WARNING: This exhibition contains confronting and disturbing stories and images, and names and images of deceased people. It may not be suitable for children under 15 years.
These are some of the objects that are in the Inside exhibition. They show the range of stories and experiences of Forgotten Australians.
Blood Sisters, 2011, Rachael Romero
Me and Lilly did this because we felt we had become sisters in horror. Lilly had been taken from her mother to a mission, then The Pines. She didn't remember where she was from. I didn't want to be from where I remembered.
The Pines, Convent of the Good Shepherd, Plympton, South Australia, 1960s
I can remember receiving the teddy one Christmas I did not have a family to go to for the holidays, so I had to remain in Orana Christmas Day, I remember finding the teddy on the bottom of my bed. I did not know where it had come from as it was not wrapped and there was no tag/card on it ... The cottage mother ... said it was for me. She also told me that the prisoners in Pentridge Gaol had made the teddy.
I think I cried most of the day. This was the first gift I had received in years.

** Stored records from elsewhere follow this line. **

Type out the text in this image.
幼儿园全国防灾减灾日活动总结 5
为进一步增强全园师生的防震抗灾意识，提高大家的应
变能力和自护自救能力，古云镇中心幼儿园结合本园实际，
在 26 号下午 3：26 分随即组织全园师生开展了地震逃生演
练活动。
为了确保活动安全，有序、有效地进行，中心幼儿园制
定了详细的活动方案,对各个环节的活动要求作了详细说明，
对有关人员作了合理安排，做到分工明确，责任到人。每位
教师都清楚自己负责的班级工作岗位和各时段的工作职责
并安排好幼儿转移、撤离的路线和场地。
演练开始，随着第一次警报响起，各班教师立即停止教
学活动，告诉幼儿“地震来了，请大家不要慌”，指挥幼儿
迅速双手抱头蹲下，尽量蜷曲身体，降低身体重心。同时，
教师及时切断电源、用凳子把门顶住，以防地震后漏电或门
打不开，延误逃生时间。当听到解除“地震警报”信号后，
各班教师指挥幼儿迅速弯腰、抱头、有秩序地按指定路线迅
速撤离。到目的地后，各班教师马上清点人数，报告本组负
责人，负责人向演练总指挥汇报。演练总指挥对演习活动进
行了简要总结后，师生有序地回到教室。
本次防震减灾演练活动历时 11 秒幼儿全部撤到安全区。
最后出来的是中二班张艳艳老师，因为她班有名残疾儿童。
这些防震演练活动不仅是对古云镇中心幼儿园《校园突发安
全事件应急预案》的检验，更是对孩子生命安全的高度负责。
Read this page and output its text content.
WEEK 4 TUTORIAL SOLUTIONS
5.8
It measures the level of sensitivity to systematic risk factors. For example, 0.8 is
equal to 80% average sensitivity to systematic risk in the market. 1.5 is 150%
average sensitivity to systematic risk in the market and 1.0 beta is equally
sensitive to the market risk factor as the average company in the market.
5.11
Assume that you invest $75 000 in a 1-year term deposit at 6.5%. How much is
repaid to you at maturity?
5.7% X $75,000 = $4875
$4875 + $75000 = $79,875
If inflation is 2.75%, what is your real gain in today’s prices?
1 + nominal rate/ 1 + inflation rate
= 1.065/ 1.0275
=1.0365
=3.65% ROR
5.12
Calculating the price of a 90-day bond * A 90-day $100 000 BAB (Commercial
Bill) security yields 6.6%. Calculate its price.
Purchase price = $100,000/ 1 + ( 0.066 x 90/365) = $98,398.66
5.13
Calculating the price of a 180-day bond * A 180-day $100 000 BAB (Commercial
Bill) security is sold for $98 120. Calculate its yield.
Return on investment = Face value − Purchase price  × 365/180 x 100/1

In the New Year a family came and took me for the rest of the holidays. I left the teddy on my bed as I was instructed to do (I wanted to take it with me but was not allowed) and when I came back it was gone.
I never saw it again until I opened my suitcase when I arrived ... at my mother's house. Someone must have put it in the case I do not know who had done this or why.
Orana Methodist Home, Burwood, Victoria, 1960s
'My Ireland' apron
This apron was given to me by a beautiful light in my life — Sister Judith Kelly. It was one of the most beautiful gifts I've ever had. I used to wear it all the time. I used to call it 'My Ireland'.